Figura 10 - Concept para The Rotfather, era 1930. Fonte: as autoras.
O concept mostrado na figura 10 segue a estrutura craniana de um rato da vida real, porém ele apresenta problemas quando emparelhado com a anatomia corporal humana. O formato da cabeça passa a sensação de esta ser pesada demais para ser sustentada pelo corpo, criando uma impressão geral de desequilíbrio compositivo. A vista frontal difere muito das demais, pois é muito difícil contemplar o volume do focinho deste ângulo, dando a impressão de que são duas personagens completamente diferentes. As orelhas grandes dificultam a inserção de cabelos compridos e acessórios como chapéus. Por fim, o focinho da vista ¾ gerou associações indesejáveis a outras espécies e personagens - mais especificamente, focinho de lobo e de cachorro, e acoplamento com as orelhas grandes, trazendo uma semelhança estranha com o personagem Dumbo da Disney. A solução encontrada foi achatar o focinho e diminuir as orelhas, aproximando mais o crânio do rato ao humano. Como diferencial da espécie, as orelhas ainda mantém-se maior que as humanas e o nariz é em forma de focinho.

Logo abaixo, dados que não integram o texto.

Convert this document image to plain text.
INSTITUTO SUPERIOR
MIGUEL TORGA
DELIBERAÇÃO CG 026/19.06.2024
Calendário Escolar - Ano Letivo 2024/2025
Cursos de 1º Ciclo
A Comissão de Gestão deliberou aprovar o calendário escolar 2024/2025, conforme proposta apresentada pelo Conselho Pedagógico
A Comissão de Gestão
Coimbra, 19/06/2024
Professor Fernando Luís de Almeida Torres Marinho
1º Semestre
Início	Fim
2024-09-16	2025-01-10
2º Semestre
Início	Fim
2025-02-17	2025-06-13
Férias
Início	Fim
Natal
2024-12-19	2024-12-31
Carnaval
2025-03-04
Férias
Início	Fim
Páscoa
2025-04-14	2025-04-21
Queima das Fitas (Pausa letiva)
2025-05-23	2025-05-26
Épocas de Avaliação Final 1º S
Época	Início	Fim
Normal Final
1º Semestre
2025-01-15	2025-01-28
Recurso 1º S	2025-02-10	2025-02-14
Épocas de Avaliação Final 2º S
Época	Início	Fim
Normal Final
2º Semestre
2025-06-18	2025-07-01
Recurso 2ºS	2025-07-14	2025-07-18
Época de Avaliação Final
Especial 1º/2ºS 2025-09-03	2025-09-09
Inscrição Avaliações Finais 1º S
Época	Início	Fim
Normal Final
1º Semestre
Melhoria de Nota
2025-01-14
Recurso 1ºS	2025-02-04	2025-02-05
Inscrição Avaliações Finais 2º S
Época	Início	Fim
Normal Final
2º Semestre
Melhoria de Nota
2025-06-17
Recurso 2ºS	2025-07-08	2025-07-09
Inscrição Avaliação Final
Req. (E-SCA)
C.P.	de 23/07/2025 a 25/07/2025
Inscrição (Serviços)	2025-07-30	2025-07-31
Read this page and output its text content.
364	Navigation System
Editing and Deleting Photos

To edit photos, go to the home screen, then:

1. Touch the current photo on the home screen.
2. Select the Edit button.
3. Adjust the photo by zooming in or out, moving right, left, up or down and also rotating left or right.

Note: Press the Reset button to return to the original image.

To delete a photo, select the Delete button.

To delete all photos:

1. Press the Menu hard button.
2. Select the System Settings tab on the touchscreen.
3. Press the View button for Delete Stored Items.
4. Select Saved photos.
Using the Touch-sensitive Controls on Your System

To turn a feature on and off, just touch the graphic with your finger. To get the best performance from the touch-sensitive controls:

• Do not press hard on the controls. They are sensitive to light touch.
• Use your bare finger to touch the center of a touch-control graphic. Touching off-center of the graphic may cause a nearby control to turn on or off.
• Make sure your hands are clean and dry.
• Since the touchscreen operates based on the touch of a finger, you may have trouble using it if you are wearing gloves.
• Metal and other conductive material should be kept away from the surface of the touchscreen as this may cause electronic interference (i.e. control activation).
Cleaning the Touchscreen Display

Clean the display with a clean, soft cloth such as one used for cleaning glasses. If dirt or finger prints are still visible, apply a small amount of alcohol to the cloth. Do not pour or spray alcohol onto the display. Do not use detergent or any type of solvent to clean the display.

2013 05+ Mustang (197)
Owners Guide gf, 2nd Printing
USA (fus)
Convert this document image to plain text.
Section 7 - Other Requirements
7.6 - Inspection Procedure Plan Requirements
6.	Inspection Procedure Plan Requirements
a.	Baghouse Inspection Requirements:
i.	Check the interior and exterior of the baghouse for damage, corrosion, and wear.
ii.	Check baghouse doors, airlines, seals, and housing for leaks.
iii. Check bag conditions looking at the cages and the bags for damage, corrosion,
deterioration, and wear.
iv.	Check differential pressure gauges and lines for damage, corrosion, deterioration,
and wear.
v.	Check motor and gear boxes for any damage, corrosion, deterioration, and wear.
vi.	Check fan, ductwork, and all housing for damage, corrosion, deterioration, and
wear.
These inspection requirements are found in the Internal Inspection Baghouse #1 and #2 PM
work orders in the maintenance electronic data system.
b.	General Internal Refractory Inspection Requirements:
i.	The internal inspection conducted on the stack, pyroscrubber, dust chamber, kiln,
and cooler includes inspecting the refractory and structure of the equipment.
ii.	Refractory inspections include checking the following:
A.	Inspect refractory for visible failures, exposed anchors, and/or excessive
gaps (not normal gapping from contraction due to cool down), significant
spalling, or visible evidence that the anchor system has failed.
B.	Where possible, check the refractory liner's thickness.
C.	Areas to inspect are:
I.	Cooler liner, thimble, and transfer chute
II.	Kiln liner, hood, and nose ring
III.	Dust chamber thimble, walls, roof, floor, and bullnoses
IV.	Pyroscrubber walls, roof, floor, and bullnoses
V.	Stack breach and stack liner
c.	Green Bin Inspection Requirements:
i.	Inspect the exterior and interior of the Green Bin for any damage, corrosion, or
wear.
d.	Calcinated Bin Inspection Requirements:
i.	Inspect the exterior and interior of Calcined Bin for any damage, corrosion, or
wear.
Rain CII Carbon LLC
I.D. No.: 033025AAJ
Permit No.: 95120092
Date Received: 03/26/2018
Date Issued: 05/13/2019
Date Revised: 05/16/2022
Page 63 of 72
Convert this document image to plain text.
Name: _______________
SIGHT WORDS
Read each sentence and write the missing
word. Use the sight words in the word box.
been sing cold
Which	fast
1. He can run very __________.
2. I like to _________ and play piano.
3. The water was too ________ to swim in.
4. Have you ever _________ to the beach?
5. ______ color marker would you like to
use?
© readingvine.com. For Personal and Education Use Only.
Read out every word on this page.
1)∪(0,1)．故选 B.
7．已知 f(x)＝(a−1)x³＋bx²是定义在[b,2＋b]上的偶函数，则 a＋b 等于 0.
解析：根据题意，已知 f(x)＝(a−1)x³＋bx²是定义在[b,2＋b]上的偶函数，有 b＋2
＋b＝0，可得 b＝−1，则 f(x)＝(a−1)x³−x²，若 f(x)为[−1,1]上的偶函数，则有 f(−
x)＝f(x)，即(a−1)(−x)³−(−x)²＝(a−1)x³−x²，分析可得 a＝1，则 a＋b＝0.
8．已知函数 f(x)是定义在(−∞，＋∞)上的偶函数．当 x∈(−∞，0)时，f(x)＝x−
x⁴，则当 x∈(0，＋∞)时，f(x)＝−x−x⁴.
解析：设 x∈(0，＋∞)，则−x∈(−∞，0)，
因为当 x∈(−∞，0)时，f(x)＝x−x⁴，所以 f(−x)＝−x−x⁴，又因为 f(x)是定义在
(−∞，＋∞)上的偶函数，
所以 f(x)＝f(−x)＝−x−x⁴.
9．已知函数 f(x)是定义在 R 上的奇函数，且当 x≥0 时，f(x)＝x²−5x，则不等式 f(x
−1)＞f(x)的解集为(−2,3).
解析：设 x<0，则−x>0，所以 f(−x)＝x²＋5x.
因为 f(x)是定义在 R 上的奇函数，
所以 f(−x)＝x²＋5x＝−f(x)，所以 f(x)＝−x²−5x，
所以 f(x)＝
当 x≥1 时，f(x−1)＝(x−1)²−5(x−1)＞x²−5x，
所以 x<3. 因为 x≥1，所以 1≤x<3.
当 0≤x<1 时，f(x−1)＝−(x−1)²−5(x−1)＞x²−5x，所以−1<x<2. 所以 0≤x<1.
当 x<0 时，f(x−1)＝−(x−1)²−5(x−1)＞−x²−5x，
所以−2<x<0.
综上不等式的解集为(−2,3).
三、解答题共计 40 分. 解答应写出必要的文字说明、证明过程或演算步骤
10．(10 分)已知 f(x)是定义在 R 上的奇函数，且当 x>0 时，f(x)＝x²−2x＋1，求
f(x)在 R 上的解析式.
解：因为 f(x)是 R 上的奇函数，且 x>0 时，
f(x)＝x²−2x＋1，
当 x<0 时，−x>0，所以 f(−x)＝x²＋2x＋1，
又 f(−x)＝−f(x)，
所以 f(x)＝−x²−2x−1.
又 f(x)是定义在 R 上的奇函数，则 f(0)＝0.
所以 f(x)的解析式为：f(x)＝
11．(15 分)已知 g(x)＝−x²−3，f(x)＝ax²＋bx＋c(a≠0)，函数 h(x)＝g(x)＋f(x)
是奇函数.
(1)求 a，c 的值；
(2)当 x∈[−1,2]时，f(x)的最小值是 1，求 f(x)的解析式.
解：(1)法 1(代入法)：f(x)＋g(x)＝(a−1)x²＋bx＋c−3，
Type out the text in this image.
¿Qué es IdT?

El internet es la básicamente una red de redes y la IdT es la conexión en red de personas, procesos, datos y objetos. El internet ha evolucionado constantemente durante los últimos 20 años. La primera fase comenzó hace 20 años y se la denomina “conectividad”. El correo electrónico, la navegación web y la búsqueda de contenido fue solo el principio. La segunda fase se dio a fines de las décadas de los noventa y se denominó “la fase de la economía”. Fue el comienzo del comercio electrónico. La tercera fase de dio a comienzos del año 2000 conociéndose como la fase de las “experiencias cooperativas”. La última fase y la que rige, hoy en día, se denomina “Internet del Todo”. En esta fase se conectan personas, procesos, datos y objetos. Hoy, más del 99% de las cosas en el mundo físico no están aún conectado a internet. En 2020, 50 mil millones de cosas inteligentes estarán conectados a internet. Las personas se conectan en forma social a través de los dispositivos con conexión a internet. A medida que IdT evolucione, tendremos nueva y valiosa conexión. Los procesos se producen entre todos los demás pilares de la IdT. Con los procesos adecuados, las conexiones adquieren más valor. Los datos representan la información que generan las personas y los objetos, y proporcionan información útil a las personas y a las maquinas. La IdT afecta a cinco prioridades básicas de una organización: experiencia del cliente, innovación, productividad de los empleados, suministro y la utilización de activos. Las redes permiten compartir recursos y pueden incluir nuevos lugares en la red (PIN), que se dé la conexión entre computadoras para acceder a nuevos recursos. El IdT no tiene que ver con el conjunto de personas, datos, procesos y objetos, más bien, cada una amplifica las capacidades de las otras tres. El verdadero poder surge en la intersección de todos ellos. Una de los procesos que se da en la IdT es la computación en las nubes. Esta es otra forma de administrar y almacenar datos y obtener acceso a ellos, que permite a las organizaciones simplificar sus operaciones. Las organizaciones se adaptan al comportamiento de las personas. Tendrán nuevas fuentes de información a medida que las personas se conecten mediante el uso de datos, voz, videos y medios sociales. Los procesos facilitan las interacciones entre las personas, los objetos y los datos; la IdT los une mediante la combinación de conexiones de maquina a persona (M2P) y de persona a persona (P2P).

Figura 11 - Estudo de anatomia craniana para ratos do universo The Rotfather. Fonte: as autoras.
Observou-se que a nova proposta combinava melhor com a anatomia corporal, com um peso melhor distribuído, promovendo um encaixe mais adequado do pescoço com a cabeça.
Figura 12 - Estudo de anatomia corporal de ratos do universo The Rotfather. Fonte: as autoras.
Para reter a identidade de rato, além da cauda e orelhas maiores, transformou-se as unhas em garras, elemento que permite defesa e ataque, e que é usado na vida real para auxílio de caça e alimentação. Além disso, a questão capilar foi estabelecida como sendo uma extensão dos pelos, apresentando-se em uma tonalidade mais escura que a pele para simular a humana.
Tendo estabelecido a anatomia, partiu-se para a questão dos concepts. Foram criados como apoio projetual dois painéis semânticos, um com palavras e outro com imagens, para estabelecer Mood Boards que sintetizem a informação dos perfis e guiem a criação com base em referências visuais. O painel de palavras foi criado por associações feitas a partir da leitura dos perfis das personagens, com o objetivo de sintetizar sua personalidade em um quadro de rápida consulta. No caso de Rita, o resultado foi o seguinte.
Figura 13 - Painel semântico de palavras da Rita. Fonte: as autoras.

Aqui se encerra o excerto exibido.